One way to stay a jump ahead of ALS is to consider who will handle your financial affairs if you lose your ability to make or communicate decisions. Otherwise, a time-consuming and potentially costly court procedure may be necessary for a spouse, relative or companion to handle your financial transactions or sell your property.
Power of attorney
A power of attorney grants one person the legal authority to act for another. It’s important to name this person — called an agent — in advance because you can’t confer power of attorney once you’re incapacitated.
Granting someone else power of attorney doesn’t take away your own power to handle your finances for as long as you can.
Incapacitated means being unable to make or communicate decisions. So as long as you can communicate you still can "sign" important documents even if you can’t write, by giving instructions to someone to sign for you, in the presence of a notary.
Having a power of attorney in place is a safeguard against a time when you might not be able to make or communicate a decision, for whatever reason.
There are several kinds of power of attorney. A general power of attorney is for situations when you’re temporarily unavailable to handle your own affairs (for example, due to surgery or extended vacation). But this power automatically ends if you become incapacitated.
More appropriate for someone with ALS is a durable power of attorney, sometimes called durable power of attorney for finances. Its "durable" nature ensures that your agent can still act on your behalf after you become incapacitated.
Some people choose to create a springing power of attorney that goes into effect only when they become incapacitated. This requires creating a way for others to decide that the time has come to "spring" the power of attorney.
A durable power of attorney for health care authorizes your agent to make medical and health care decisions if you’re unable to communicate your wishes. This type of authority will be covered in a later article.
What powers are given?
Roger W. Anderson, author of Plan While You Can: Legal Solutions for Facing Disability (1stBooks, 2003), suggests thinking carefully about the financial tasks you do over the course of a year before drawing up a durable power of attorney. Some common powers are:
- Writing and cashing checks
- Handling real estate and other property transactions (even when jointly owned)
- Collecting Social Security
- Medicare and other government benefits
- Handling investments
- Handing transactions with banks and other financial institutions
- Filing and paying taxes
- Operating a business
- Making gifts to individuals or charities
- Managing your retirement accounts
Choosing an agent
The key qualities to look for in an agent are trustworthiness and financial decision-making ability. Do you trust this person to look out for your best interests, and not simply his or her own?
Many people choose a close family member or friend as agent. Lawyers or other professionals can be appointed, although they usually charge a fee.
It’s possible to appoint more than one person as an agent, as long as they can communicate and can get along well enough to make joint decisions. Don’t appoint joint agents just to keep your adult children happy, if they’re likely to squabble over every action. You also can appoint backup agents in case the original person can no longer serve.
A power of attorney can be revoked — undone — at any time. If your spouse is your agent and you get divorced, the power of attorney is automatically revoked.
How do you set up a power of attorney?
The simplest way is to hire a lawyer to draw up a document based on your needs and wishes. But you also can do it yourself. Standardized power-of-attorney forms are available online, through bookstores and sometimes the state health department or attorney general’s office. Banks and title or escrow companies also usually have forms.
If you draw up your own document, be sure the language is both broad enough and specific enough to allow your agent to handle a variety of financial transactions. In particular, real estate companies can be picky about letting someone else buy or sell your property. Consider filling out the power-of-attorney forms provided by your bank and mortgage company if you’re concerned they may not honor your own document down the line.

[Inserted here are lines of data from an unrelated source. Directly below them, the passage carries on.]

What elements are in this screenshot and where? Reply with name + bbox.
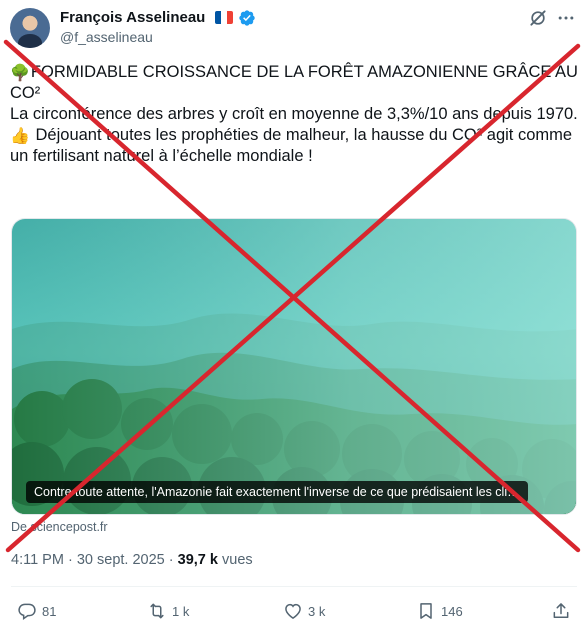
reply-button[interactable]: 81 (17, 600, 56, 622)
bookmark-icon (420, 603, 432, 619)
reply-count: 81 (42, 603, 57, 619)
meta-separator-2: · (168, 552, 174, 568)
link-card-title[interactable]: Contre toute attente, l'Amazonie fait ex… (26, 481, 528, 503)
grok-icon[interactable] (528, 8, 548, 28)
reply-icon (18, 603, 36, 620)
tweet-date[interactable]: 30 sept. 2025 (77, 552, 165, 568)
bookmark-count: 146 (441, 603, 463, 619)
link-source[interactable]: De sciencepost.fr (11, 520, 108, 534)
tweet-headline: FORMIDABLE CROISSANCE DE LA FORÊT AMAZON… (10, 63, 578, 102)
share-icon (553, 603, 569, 618)
share-button[interactable] (551, 600, 571, 622)
repost-icon (150, 603, 164, 619)
tweet-line-3: 👍 Déjouant toutes les prophéties de malh… (10, 125, 578, 167)
flag-red (227, 11, 233, 24)
like-button[interactable]: 3 k (283, 600, 325, 622)
author-name[interactable]: François Asselineau (60, 9, 205, 26)
divider (11, 586, 577, 587)
more-icon[interactable] (556, 8, 576, 28)
repost-button[interactable]: 1 k (147, 600, 189, 622)
bookmark-button[interactable]: 146 (416, 600, 463, 622)
verified-badge-icon (239, 10, 255, 26)
french-flag-icon (215, 11, 233, 24)
heart-icon (285, 603, 301, 619)
tweet-header: François Asselineau @f_asselineau (10, 8, 576, 48)
tweet-body: Déjouant toutes les prophéties de malheu… (10, 126, 573, 165)
amazon-forest-image (12, 219, 576, 514)
link-card-media[interactable]: Contre toute attente, l'Amazonie fait ex… (11, 218, 577, 515)
tweet-meta: 4:11 PM · 30 sept. 2025 · 39,7 k vues (11, 552, 253, 568)
thumbs-up-emoji-icon: 👍 (10, 128, 30, 145)
tweet-line-2: La circonférence des arbres y croît en m… (10, 105, 578, 123)
views-count: 39,7 k (177, 552, 218, 568)
avatar[interactable] (10, 8, 50, 48)
tweet-line-1: 🌳FORMIDABLE CROISSANCE DE LA FORÊT AMAZO… (10, 62, 578, 104)
like-count: 3 k (308, 603, 326, 619)
tweet-text: 🌳FORMIDABLE CROISSANCE DE LA FORÊT AMAZO… (10, 62, 578, 167)
action-bar: 81 1 k 3 k 146 (11, 600, 577, 622)
meta-separator: · (67, 552, 73, 568)
tree-emoji-icon: 🌳 (10, 65, 30, 82)
author-handle[interactable]: @f_asselineau (60, 29, 153, 45)
views-label: vues (222, 552, 253, 568)
repost-count: 1 k (172, 603, 190, 619)
tweet-time[interactable]: 4:11 PM (11, 552, 64, 568)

Also take care not to sign a standardized form that transmits powers you don’t want to give, like the power to commit you to a mental institution.
To be legal, the document must be notarized. Although laws vary from state to state, it’s wise to go above and beyond what’s required and have two witnesses sign the document in the presence of a notary. Neither witness should be the person named as the agent.
Although thinking about the future with ALS can be troubling, people often report a feeling of calm once they’ve taken time to make a plan ensuring their finances will be handled appropriately no matter what happens.
Greg Gadarian, a Tucson, Ariz., attorney specializing in disability issues, provided guidance for this article.